LANL self-reported violations up nearly threefold
Officials are required to report instances of noncompliance to the New Mexico Environment Department
An 85-gallon drum of radioactive waste leaked into its secondary container. Nearly two dozen waste containers were either mislabeled or not labeled at all. Officials failed to conduct mandated hazardous waste inspections.
During Los Alamos National Laboratory’s most recent fiscal year, officials logged 69 instances of noncompliance with the federal permit that allows the facility to store, manage and treat hazardous waste, according to a newly released annual report that details the violations.
The transgressions, all of which are described in the report as nonthreatening to human health and the environment, amount to a nearly threefold increase over the previous year when lab officials self-reported 25 incidents.
“While our program has shown considerable improvement in recent years, we continue to strive to meet the letter and spirit of the Resource Conservation and Recovery Act,” a laboratory spokesman said Monday in an emailed statement, referring to the 1976 law that governs the management of hazardous waste. “These efforts will continue.”
The spokesman noted that in most cases steps were taken to correct violations as soon as they were discovered.
LANL officials are required to report such instances of noncompliance to the New Mexico Environment Department each year. This year’s list of violations also includes descriptions of waste stored beyond a one-year limit, a slew of missed public reporting deadlines and faulty fire alarms.
But by far the most frequent violations over the period from Oct. 1, 2017, through Sept. 30, 2018, involved mislabeled or unlabeled waste containers — errors that in the past have had dangerous consequences.
In April 2017, an unlabeled container caused a fire in an on-site plutonium facility. Then, in June of that year, the National Nuclear Security Administration began an investigation after LANL shipped mislabeled weapons-grade plutonium out of state by air, in violation of federal law. NNSA officials called the error “absolutely unacceptable.”
In the aftermath of those incidents, LANL officials vowed to overhaul policies and remedy the perennial problem, but this past year, the lab logged 22 incidents of unlabeled or mislabeled containers, according to the report.
“There’s a constant stream of mischaracterized waste at LANL,” said Greg Mello, director of the Los Alamos Study Group, an Albuquerque-based watchdog organization. “… It speaks to a management culture which is not on top of its environmental game.”
The LANL spokesman declined to comment on continued waste-labeling issues.
The violations come at a time of transition for the lab. Of the 69 instances detailed in the report, 46 were catalogued by Los Alamos National Security LLC, the lab’s previous managers, who in November ceded control of the $2.7 billion annual operation to Triad National Security LLC.
The remaining 23 violations came under the oversight of Newport News Nuclear BWXT-Los Alamos LLC,
colloquially known as N3B, a Virginia-based consortium that in December 2017 won a $1.4 billion contract to ship radioactive waste, monitor contaminated waters and clean up soiled lands at LANL. The group took over those responsibilities in April.

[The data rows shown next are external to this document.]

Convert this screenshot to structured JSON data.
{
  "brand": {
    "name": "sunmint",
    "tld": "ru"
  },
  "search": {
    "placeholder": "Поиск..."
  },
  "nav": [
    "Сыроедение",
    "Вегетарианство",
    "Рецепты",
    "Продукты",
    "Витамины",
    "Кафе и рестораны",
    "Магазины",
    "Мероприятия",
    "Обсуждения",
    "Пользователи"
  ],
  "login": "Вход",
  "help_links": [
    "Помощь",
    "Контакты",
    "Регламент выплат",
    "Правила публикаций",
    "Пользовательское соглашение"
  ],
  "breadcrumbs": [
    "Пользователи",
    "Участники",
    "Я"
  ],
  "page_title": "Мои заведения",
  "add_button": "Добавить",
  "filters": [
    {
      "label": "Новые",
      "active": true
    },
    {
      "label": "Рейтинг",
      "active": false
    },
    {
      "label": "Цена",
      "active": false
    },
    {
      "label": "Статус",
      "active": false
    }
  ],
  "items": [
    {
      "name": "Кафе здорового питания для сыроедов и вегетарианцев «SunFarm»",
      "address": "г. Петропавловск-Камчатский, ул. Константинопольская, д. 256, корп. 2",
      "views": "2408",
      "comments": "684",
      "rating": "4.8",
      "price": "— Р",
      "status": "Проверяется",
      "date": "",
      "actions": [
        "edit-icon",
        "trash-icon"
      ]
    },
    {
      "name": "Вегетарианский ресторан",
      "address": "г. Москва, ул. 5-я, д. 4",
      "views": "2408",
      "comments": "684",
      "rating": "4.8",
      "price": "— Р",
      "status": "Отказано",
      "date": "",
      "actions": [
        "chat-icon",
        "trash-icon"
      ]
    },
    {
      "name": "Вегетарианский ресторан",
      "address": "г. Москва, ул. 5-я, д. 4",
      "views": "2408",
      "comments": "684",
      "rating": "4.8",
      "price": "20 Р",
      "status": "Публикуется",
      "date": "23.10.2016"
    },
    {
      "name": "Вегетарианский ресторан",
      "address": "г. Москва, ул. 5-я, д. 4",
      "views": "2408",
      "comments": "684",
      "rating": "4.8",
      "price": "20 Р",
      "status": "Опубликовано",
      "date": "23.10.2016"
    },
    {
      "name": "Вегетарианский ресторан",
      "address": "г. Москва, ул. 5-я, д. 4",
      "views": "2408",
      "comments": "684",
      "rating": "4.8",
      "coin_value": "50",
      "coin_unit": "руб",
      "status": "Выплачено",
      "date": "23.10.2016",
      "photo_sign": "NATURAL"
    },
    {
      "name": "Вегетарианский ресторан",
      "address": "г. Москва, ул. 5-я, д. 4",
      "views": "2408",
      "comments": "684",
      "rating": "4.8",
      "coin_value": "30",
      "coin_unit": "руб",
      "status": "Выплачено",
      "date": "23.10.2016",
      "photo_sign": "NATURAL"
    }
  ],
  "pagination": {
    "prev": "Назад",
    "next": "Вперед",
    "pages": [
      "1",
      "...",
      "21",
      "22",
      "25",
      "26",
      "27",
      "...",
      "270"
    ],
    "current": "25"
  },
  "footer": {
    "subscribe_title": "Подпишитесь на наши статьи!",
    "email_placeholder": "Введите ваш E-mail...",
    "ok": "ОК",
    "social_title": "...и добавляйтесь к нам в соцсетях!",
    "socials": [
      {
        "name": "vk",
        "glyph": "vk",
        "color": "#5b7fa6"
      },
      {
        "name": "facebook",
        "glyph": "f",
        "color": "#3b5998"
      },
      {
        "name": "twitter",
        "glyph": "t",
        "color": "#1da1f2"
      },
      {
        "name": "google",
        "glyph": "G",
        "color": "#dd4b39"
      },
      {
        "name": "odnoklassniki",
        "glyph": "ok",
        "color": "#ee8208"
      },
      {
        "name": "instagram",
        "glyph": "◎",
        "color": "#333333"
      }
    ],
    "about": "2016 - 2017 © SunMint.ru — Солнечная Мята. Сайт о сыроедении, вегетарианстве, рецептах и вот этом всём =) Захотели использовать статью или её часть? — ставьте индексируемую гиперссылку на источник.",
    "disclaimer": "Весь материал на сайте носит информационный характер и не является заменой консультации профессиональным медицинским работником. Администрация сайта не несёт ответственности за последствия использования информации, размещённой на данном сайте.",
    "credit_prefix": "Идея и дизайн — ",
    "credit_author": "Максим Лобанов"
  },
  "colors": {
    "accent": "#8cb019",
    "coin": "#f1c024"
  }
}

In their half of the annual report, N3B officials described their first five months on the job as a time of transition in which they specifically sought out existing compliance issues and started forming remedies for common problems.
“N3B is developing new waste management policies and procedures to ensure operations are compliant with the permit,” the report states.

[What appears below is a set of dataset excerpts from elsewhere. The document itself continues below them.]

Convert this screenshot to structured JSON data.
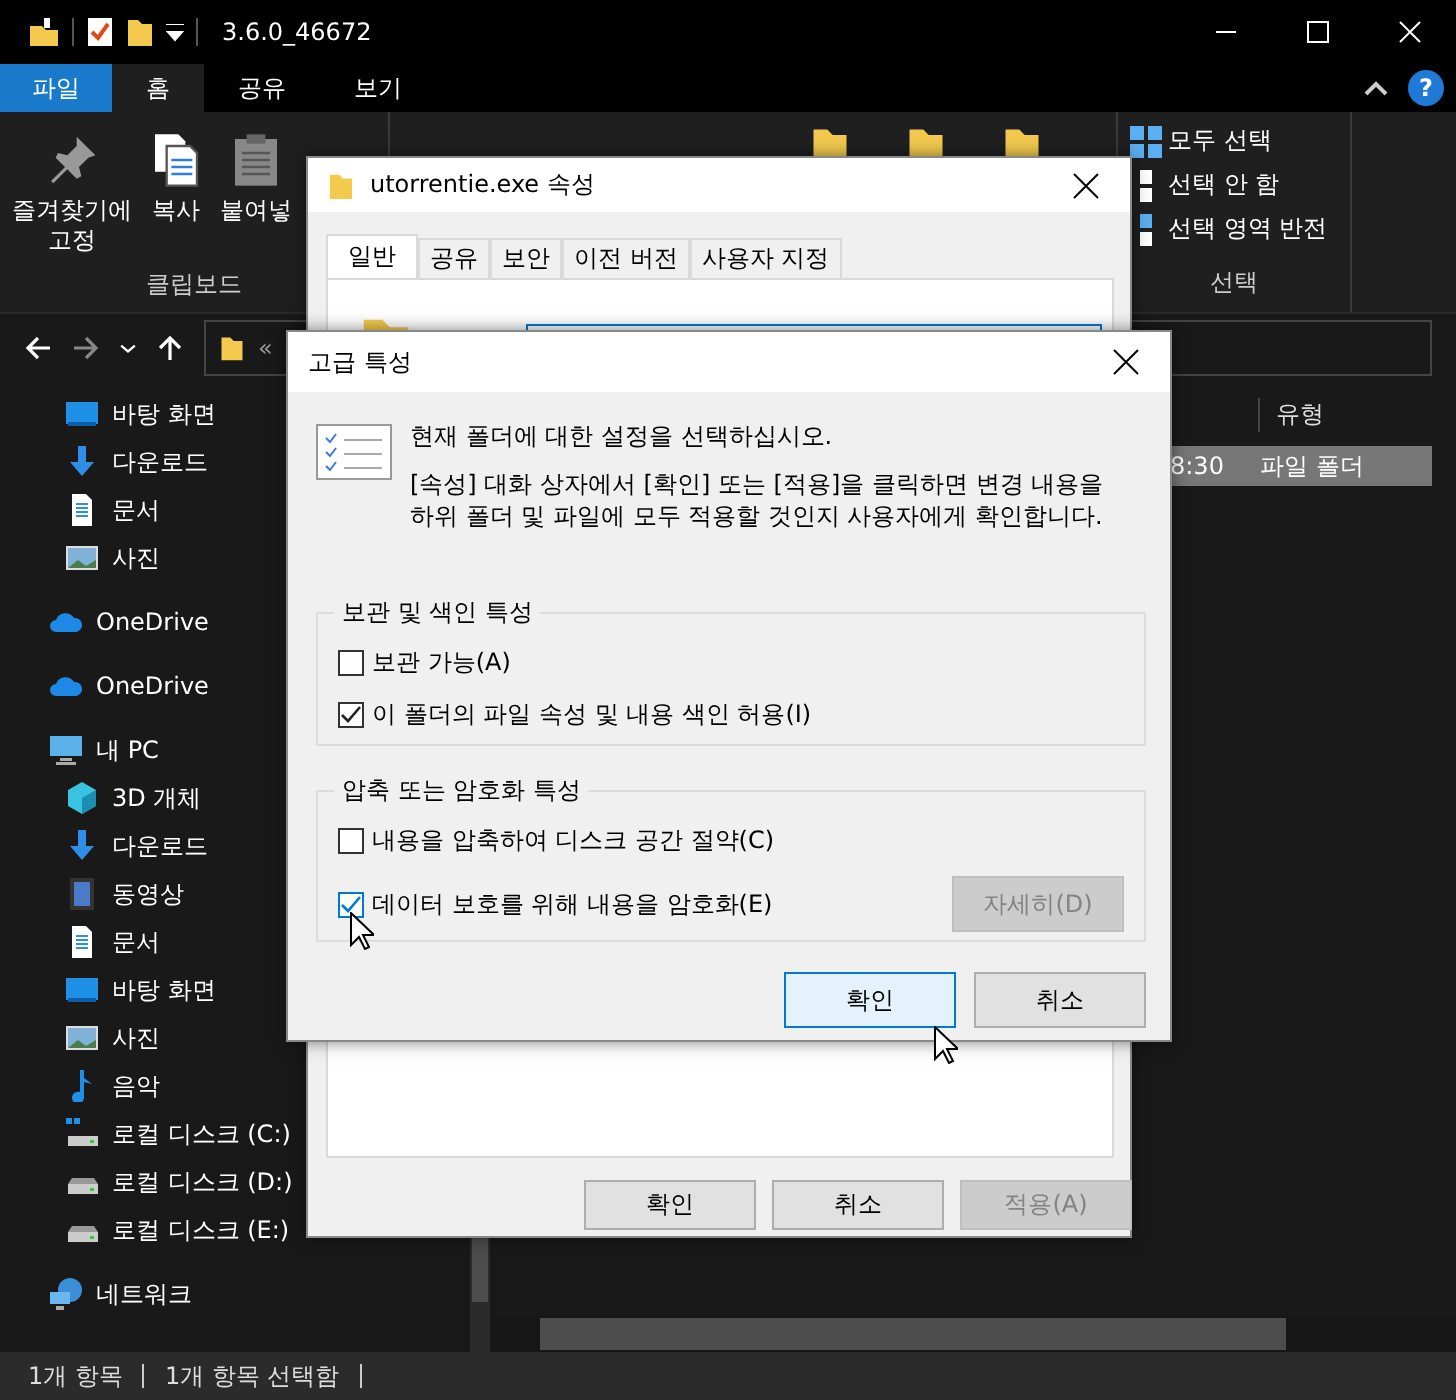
{
  "explorer": {
    "title": "3.6.0_46672",
    "file_tab": "파일",
    "ribbon_tabs": [
      {
        "label": "홈",
        "selected": true
      },
      {
        "label": "공유",
        "selected": false
      },
      {
        "label": "보기",
        "selected": false
      }
    ],
    "help_button": "?",
    "clipboard": {
      "buttons": [
        {
          "label": "즐겨찾기에\n고정",
          "kind": "pin"
        },
        {
          "label": "복사",
          "kind": "copy"
        },
        {
          "label": "붙여넣",
          "kind": "paste"
        }
      ],
      "group_label": "클립보드"
    },
    "select": {
      "items": [
        {
          "label": "모두 선택",
          "kind": "all"
        },
        {
          "label": "선택 안 함",
          "kind": "none"
        },
        {
          "label": "선택 영역 반전",
          "kind": "invert"
        }
      ],
      "group_label": "선택"
    },
    "address": {
      "text": "«"
    },
    "quick_access": [
      {
        "label": "바탕 화면",
        "kind": "desktop"
      },
      {
        "label": "다운로드",
        "kind": "download"
      },
      {
        "label": "문서",
        "kind": "document"
      },
      {
        "label": "사진",
        "kind": "pictures"
      }
    ],
    "sidebar": [
      {
        "label": "OneDrive",
        "kind": "cloud"
      },
      {
        "label": "OneDrive",
        "kind": "cloud"
      },
      {
        "label": "내 PC",
        "kind": "pc",
        "children": [
          {
            "label": "3D 개체",
            "kind": "cube"
          },
          {
            "label": "다운로드",
            "kind": "download"
          },
          {
            "label": "동영상",
            "kind": "video"
          },
          {
            "label": "문서",
            "kind": "document"
          },
          {
            "label": "바탕 화면",
            "kind": "desktop"
          },
          {
            "label": "사진",
            "kind": "pictures"
          },
          {
            "label": "음악",
            "kind": "music"
          },
          {
            "label": "로컬 디스크 (C:)",
            "kind": "system-drive"
          },
          {
            "label": "로컬 디스크 (D:)",
            "kind": "drive"
          },
          {
            "label": "로컬 디스크 (E:)",
            "kind": "drive"
          }
        ]
      },
      {
        "label": "네트워크",
        "kind": "network"
      }
    ],
    "columns": [
      "유형"
    ],
    "rows": [
      {
        "modified": "8:30",
        "type": "파일 폴더",
        "selected": true
      }
    ],
    "status": [
      "1개 항목",
      "1개 항목 선택함"
    ]
  },
  "properties": {
    "title": "utorrentie.exe 속성",
    "tabs": [
      {
        "label": "일반",
        "selected": true
      },
      {
        "label": "공유",
        "selected": false
      },
      {
        "label": "보안",
        "selected": false
      },
      {
        "label": "이전 버전",
        "selected": false
      },
      {
        "label": "사용자 지정",
        "selected": false
      }
    ],
    "buttons": [
      {
        "label": "확인",
        "disabled": false
      },
      {
        "label": "취소",
        "disabled": false
      },
      {
        "label": "적용(A)",
        "disabled": true
      }
    ]
  },
  "advanced": {
    "title": "고급 특성",
    "intro": "현재 폴더에 대한 설정을 선택하십시오.",
    "description": "[속성] 대화 상자에서 [확인] 또는 [적용]을 클릭하면 변경 내용을 하위 폴더 및 파일에 모두 적용할 것인지 사용자에게 확인합니다.",
    "groups": [
      {
        "title": "보관 및 색인 특성",
        "options": [
          {
            "label": "보관 가능(A)",
            "checked": false,
            "hover": false
          },
          {
            "label": "이 폴더의 파일 속성 및 내용 색인 허용(I)",
            "checked": true,
            "hover": false
          }
        ]
      },
      {
        "title": "압축 또는 암호화 특성",
        "options": [
          {
            "label": "내용을 압축하여 디스크 공간 절약(C)",
            "checked": false,
            "hover": false
          },
          {
            "label": "데이터 보호를 위해 내용을 암호화(E)",
            "checked": true,
            "hover": true
          }
        ],
        "details_button": {
          "label": "자세히(D)",
          "disabled": true
        }
      }
    ],
    "buttons": [
      {
        "label": "확인",
        "default": true
      },
      {
        "label": "취소",
        "default": false
      }
    ]
  }
}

An N3B spokesman declined immediate comment about the report.
Annual reports since 2011 show an erratic trend. In 2012, LANL logged just 12 instances of noncompliance. That number jumped to 421 in 2015, the year after a burst drum at the Waste Isolation Pilot Plant in southern New Mexico sparked a costly explosion and refocused attention on compliance at a facility long known for safety issues.
“No modern high-tech facility in the private sector could ever be managed like this,” Mello said. “The boards of companies … would never stand for this.”